Hoje deu-me para isto, porque é algo que me começa a aborrecer verdadeiramente e hoje tive mais um episódio destes. Não entendo qual o critério para definir coisas de meninas e coisas de meninos. Falo em brinquedos, vestuário, calçado, a sério que não entendo. 

Sempre eduquei as minhas filhas para que não fizessem este tipo de descriminação. Têm roupa da secção de menino, como têm roupa da secção de menina. Têm roupa. Ponto. Roupa que eu gosto e que comprei, não percebendo o porquê da descriminação. Têm bonecas e carros telecomandados, aqueles brinquedos tipicamente estereotipados. As minhas filhas viveram sempre sem esta descriminação, do que é de menina e do que é de menino. 
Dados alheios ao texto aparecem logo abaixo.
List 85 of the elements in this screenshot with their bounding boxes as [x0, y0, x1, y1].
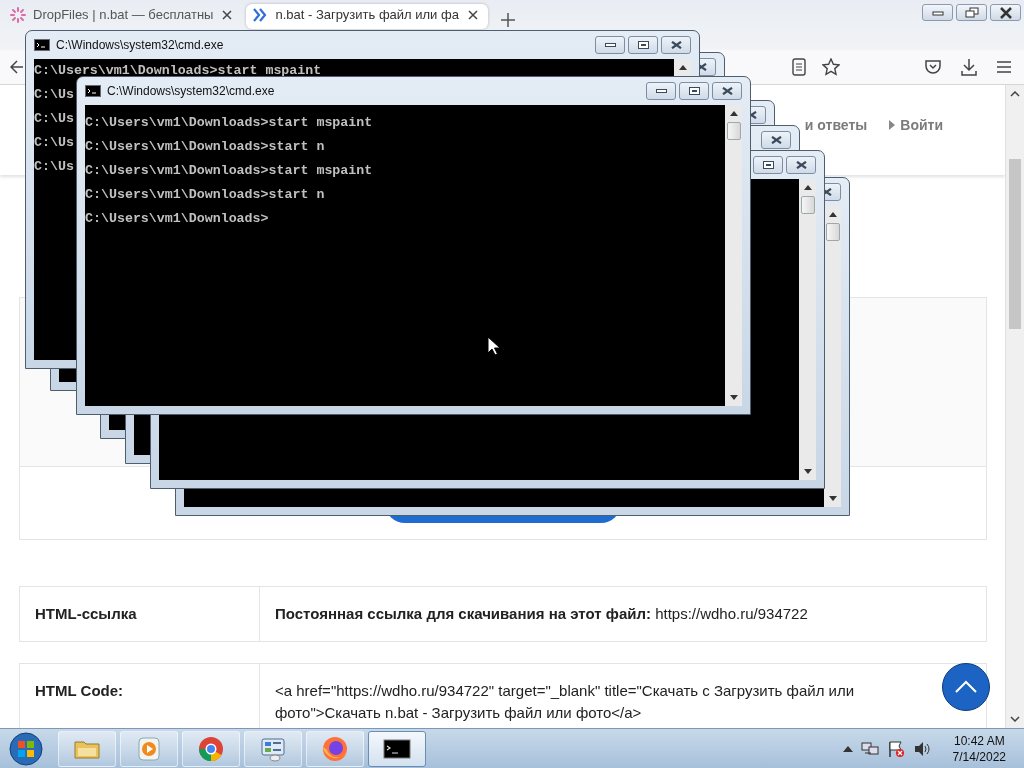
window-title: C:\Windows\system32\cmd.exe: [56, 38, 224, 52]
scroll-down-icon[interactable]: [1010, 716, 1020, 722]
close-button[interactable]: [786, 156, 816, 174]
scroll-up-icon[interactable]: [828, 212, 837, 217]
scroll-top-button[interactable]: [942, 663, 990, 711]
network-icon[interactable]: [860, 740, 879, 757]
table-cell: HTML-ссылка: [20, 587, 260, 641]
scrollbar[interactable]: [799, 179, 816, 480]
new-tab-icon[interactable]: [499, 12, 516, 28]
close-icon[interactable]: [220, 7, 235, 22]
menu-icon[interactable]: [996, 60, 1012, 74]
minimize-icon: [604, 43, 616, 47]
close-button[interactable]: [712, 82, 742, 100]
maximize-button[interactable]: [628, 36, 658, 54]
scroll-up-icon[interactable]: [729, 111, 738, 116]
loading-icon: [10, 6, 26, 23]
console-line: C:\Users\vm1\Downloads>start mspaint: [85, 114, 373, 132]
pocket-icon[interactable]: [924, 59, 942, 75]
download-icon[interactable]: [960, 58, 978, 76]
console-line: C:\Us: [34, 134, 74, 152]
minimize-button[interactable]: [595, 36, 625, 54]
scroll-down-icon[interactable]: [729, 395, 738, 400]
close-button[interactable]: [761, 131, 791, 149]
caret-icon: [889, 120, 896, 130]
maximize-button[interactable]: [753, 156, 783, 174]
minimize-button[interactable]: [646, 82, 676, 100]
nav-link[interactable]: Войти: [900, 117, 943, 133]
reader-icon[interactable]: [792, 58, 806, 76]
restore-icon: [964, 6, 979, 19]
table-cell-text: Постоянная ссылка для скачивания на этот файл: https://wdho.ru/934722: [274, 604, 809, 624]
console-line: C:\Users\vm1\Downloads>start n: [85, 138, 325, 156]
clock-date: 7/14/2022: [952, 748, 1006, 765]
scroll-up-icon[interactable]: [1010, 91, 1020, 97]
console-line: C:\Users\vm1\Downloads>start mspaint: [85, 162, 373, 180]
start-button[interactable]: [6, 730, 46, 767]
console-line: C:\Us: [34, 110, 74, 128]
scroll-down-icon[interactable]: [803, 469, 812, 474]
close-icon: [795, 161, 807, 169]
chevron-up-icon: [954, 680, 978, 694]
close-icon[interactable]: [465, 7, 480, 22]
scroll-up-icon[interactable]: [678, 65, 687, 70]
console-line: C:\Users\vm1\Downloads>start n: [85, 186, 325, 204]
clock-time: 10:42 AM: [953, 732, 1005, 749]
table-cell-text: <a href="https://wdho.ru/934722" target="_blank" title="Скачать с Загрузить файл или фото">Скачать n.bat - Загрузить файл или фото</a>: [274, 681, 856, 723]
scroll-up-icon[interactable]: [803, 185, 812, 190]
scroll-down-icon[interactable]: [828, 496, 837, 501]
console-line: C:\Us: [34, 158, 74, 176]
nav-link[interactable]: и ответы: [804, 117, 868, 133]
back-icon[interactable]: [10, 59, 24, 75]
volume-icon[interactable]: [912, 740, 931, 757]
console-line: C:\Us: [34, 86, 74, 104]
scrollbar[interactable]: [725, 105, 742, 406]
cursor-icon: [487, 336, 500, 356]
minimize-icon: [930, 8, 945, 17]
console-icon: [34, 39, 50, 51]
start-orb-icon: [8, 730, 44, 767]
browser-tab[interactable]: n.bat - Загрузить файл или фа: [246, 4, 488, 29]
browser-tab[interactable]: DropFiles | n.bat — бесплатны: [4, 4, 243, 29]
maximize-icon: [688, 87, 700, 95]
maximize-icon: [762, 161, 774, 169]
close-button[interactable]: [990, 4, 1021, 21]
maximize-button[interactable]: [679, 82, 709, 100]
close-icon: [998, 6, 1013, 19]
console-dialog[interactable]: C:\Windows\system32\cmd.exe C:\Users\vm1\Downloads>start mspaint C:\Users\vm1\Downloads>start n C:\Users\vm1\Downloads>start mspaint C:\Users\vm1\Downloads>start n C:\Users\vm1\Downloads>: [76, 76, 751, 415]
window-title: C:\Windows\system32\cmd.exe: [107, 84, 275, 98]
scrollbar[interactable]: [1005, 85, 1024, 728]
close-icon: [770, 136, 782, 144]
close-icon: [721, 87, 733, 95]
console-line: C:\Users\vm1\Downloads>: [85, 210, 269, 228]
scroll-thumb[interactable]: [1009, 159, 1021, 329]
show-hidden-icon[interactable]: [842, 745, 853, 752]
minimize-icon: [655, 89, 667, 93]
console-icon: [85, 85, 101, 97]
close-icon: [670, 41, 682, 49]
scroll-thumb[interactable]: [726, 122, 741, 140]
restore-button[interactable]: [956, 4, 987, 21]
scroll-thumb[interactable]: [800, 196, 815, 214]
close-button[interactable]: [661, 36, 691, 54]
clock[interactable]: 10:42 AM 7/14/2022: [952, 732, 1006, 765]
taskbar-button[interactable]: [368, 730, 426, 767]
chevrons-icon: [252, 6, 269, 23]
star-icon[interactable]: [822, 58, 840, 76]
scroll-thumb[interactable]: [825, 223, 840, 241]
maximize-icon: [637, 41, 649, 49]
flag-icon[interactable]: [886, 739, 905, 758]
A primeira vez que lidei com isto, foi quando a minha filha mais velha disse na rua que um senhor de cabelo comprido tinha cabelo de menina. Perguntei porque ela dizia aquilo e ela respondeu que era o que diziam na escola. Expliquei que se ele era um menino e o cabelo era dele, então tinha cabelo de menino. Na altura eu usava o cabelo curto e perguntei o que ela achava do meu cabelo. Percebeu ali, de imediato, que homens e mulheres eram livres de usar o cabelo como queriam. 
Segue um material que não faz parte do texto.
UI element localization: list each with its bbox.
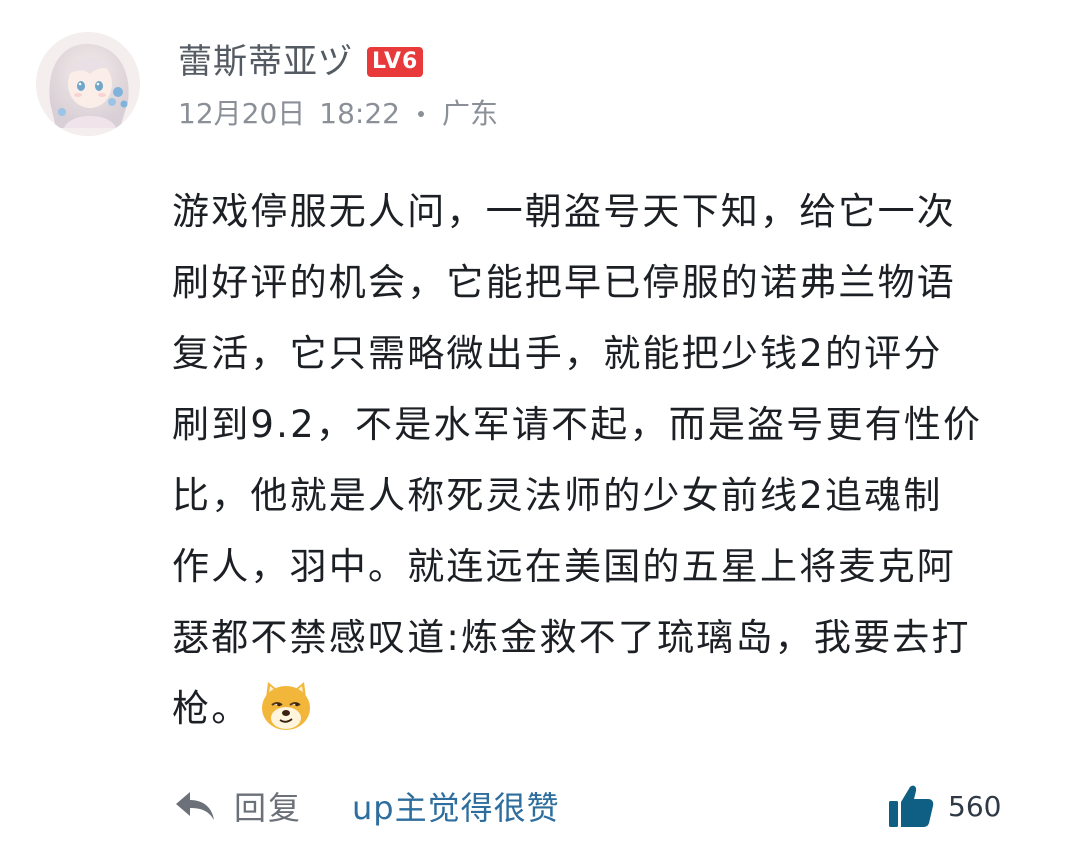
comment-meta: 12月20日 18:22 广东 <box>178 94 498 134</box>
avatar[interactable] <box>36 32 140 136</box>
comment-card: 蕾斯蒂亚ヅ LV6 12月20日 18:22 广东 游戏停服无人问，一朝盗号天下… <box>0 0 1080 861</box>
level-badge: LV6 <box>367 47 424 77</box>
comment-date: 12月20日 <box>178 97 306 130</box>
thumbs-up-icon[interactable] <box>886 781 936 831</box>
reply-arrow-icon[interactable] <box>172 788 216 824</box>
comment-actions: 回复 up主觉得很赞 <box>172 780 560 832</box>
comment-time: 18:22 <box>319 97 400 130</box>
like-button[interactable]: 560 <box>886 778 1001 834</box>
up-liked-tag: up主觉得很赞 <box>352 789 560 827</box>
comment-header: 蕾斯蒂亚ヅ LV6 <box>178 40 424 84</box>
username[interactable]: 蕾斯蒂亚ヅ <box>178 40 353 84</box>
avatar-image <box>36 32 140 136</box>
like-count: 560 <box>948 789 1002 823</box>
comment-location: 广东 <box>441 97 498 130</box>
reply-button[interactable]: 回复 <box>234 783 302 829</box>
separator-dot <box>417 111 424 117</box>
doge-emoji-icon <box>262 682 310 730</box>
comment-text: 游戏停服无人问，一朝盗号天下知，给它一次 刷好评的机会，它能把早已停服的诺弗兰物… <box>172 190 983 730</box>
Mais tarde, tivemos um problema com sapatos. A escola das minhas filhas tem regras específicas em relação aos sapatos (usam uniforme e os sapatos têm que ter determinadas características). Com o uso dos sapatos tive que comprar outro par a meio do ano e optei por sapatos de vela com velcro. Por serem fechados eram melhores para o inverno, a costura à frente oferecia maior resistência nas brincadeiras do recreio e o velcro era muito útil para calçar e descalçar rapidamente. A Luísa foi muito feliz para a escola com os seus sapatos novos. Chegou a casa muito triste e disse que não queria mais aqueles sapatos. Perguntei porquê e ela disse que as outras meninas disseram que os sapatos dela eram de menino!! Expliquei que não há sapatos de menino, nem sapatos de menina. Sapatos são sapatos e são usados por quem quiser. Reforcei que os sapatos dela eram bonitos, úteis e resistentes. Foi muito confiante para a escola e andou com esta resposta sempre na ponta da língua para tudo (já lá vão quase 2 anos).
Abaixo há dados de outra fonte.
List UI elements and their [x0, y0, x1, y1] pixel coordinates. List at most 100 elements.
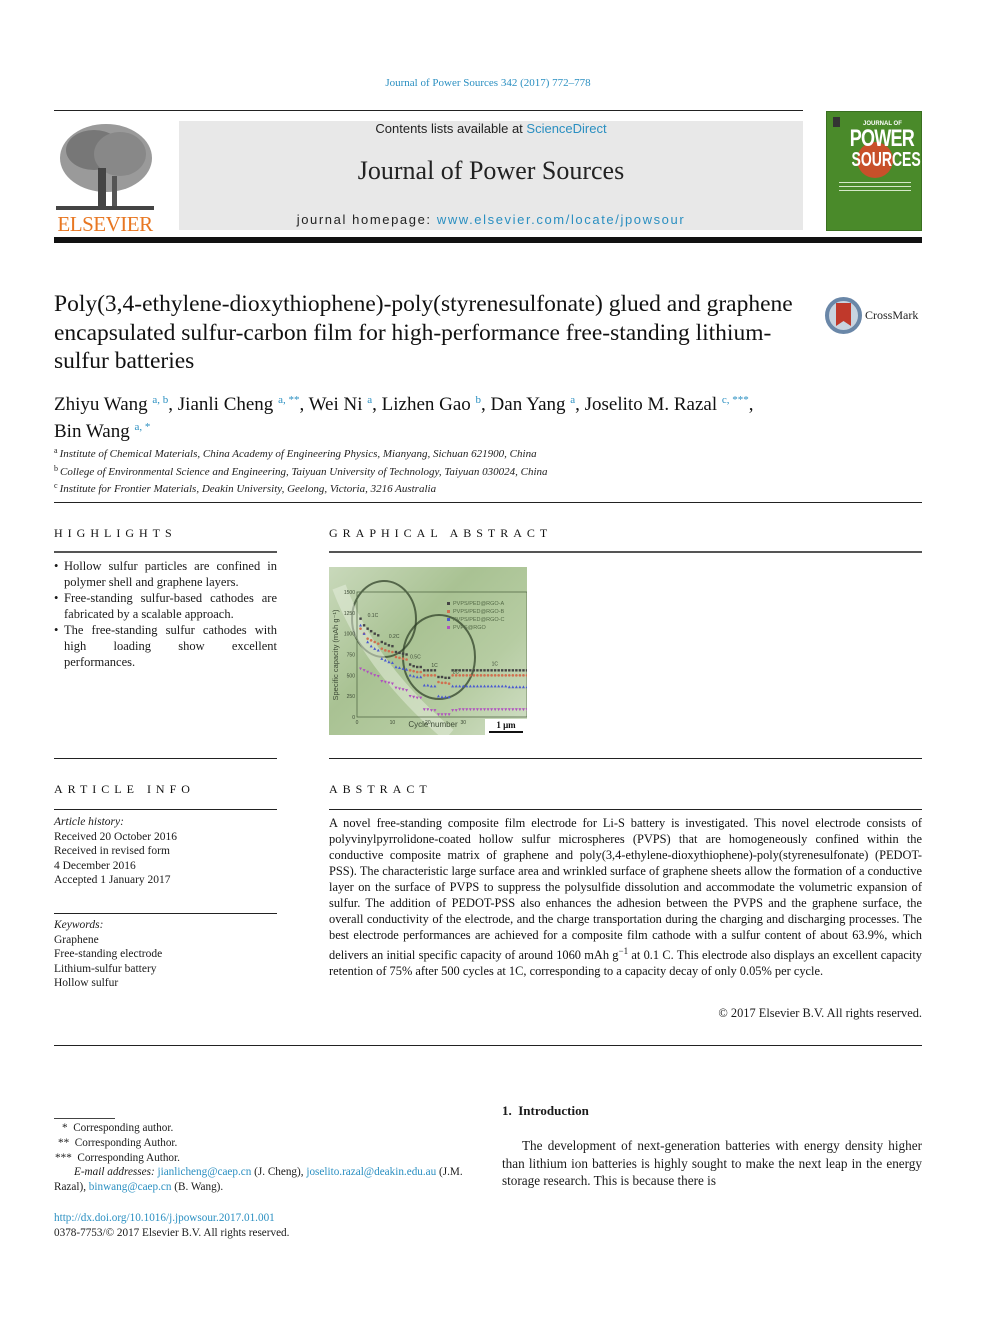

No fim-de-semana fomos comprar óculos para a Luísa. Na loja ela pegou nuns óculos que lhe agradaram e o senhor disse muito rapidamente “mas esses são de menino!” (eram óculos dos Avengers com desenhos do Iron Man). A Luísa, que experimentava os óculos em frente ao espelho, virou-se muito lentamente, tipo cena de filme, e disse ajeitando os óculos no nariz “não há coisas de meninos, nem coisas de meninas, não sabias? As coisas são coisas e são para serem usadas por quem quiser.” O senhor encolheu-se, muito encolhidinho, olhou para mim e fez um sorriso tremido. Para completar a cena, a Luísa colocou os ditos óculos no monte dos preferidos (acabou por não levar esses no final).

Para terminar, a semana passada mandei vir sapatilhas de uma loja online. Sapatilhas brancas, simples, para as actividades desportivas das meninas. Sapatilhas o mais básico que possa existir. Quando coloquei no carrinho, apareceu na descrição “sapatilha de menino”. What? São sapatilhas brancas, normalíssimas, porque são “de menino”. Ignorei e mandei vir as ditas. Hoje fui levanta-las à loja, abro para ver se está tudo ok e qual não é o meu espanto quando dentro das sapatilhas está “marca-da-loja BOY”. Really? Mas porquê? E para quê?

Isto é desgastante, para mim, que tento sempre quebrar esta barreira do estereotipo, perante os meus filhos. E para as minhas filhas que têm que explicar dia-sim dia-também, a outras crianças e adultos, que as coisas são coisas, e são para serem usadas por quem quer como quiser. 

E sim, o Francisco usa bolsas à tira-colo, porque pede, e tiaras quando brincam de princesas. Para já o grande problema é só ter 2 tiaras para 3 crianças!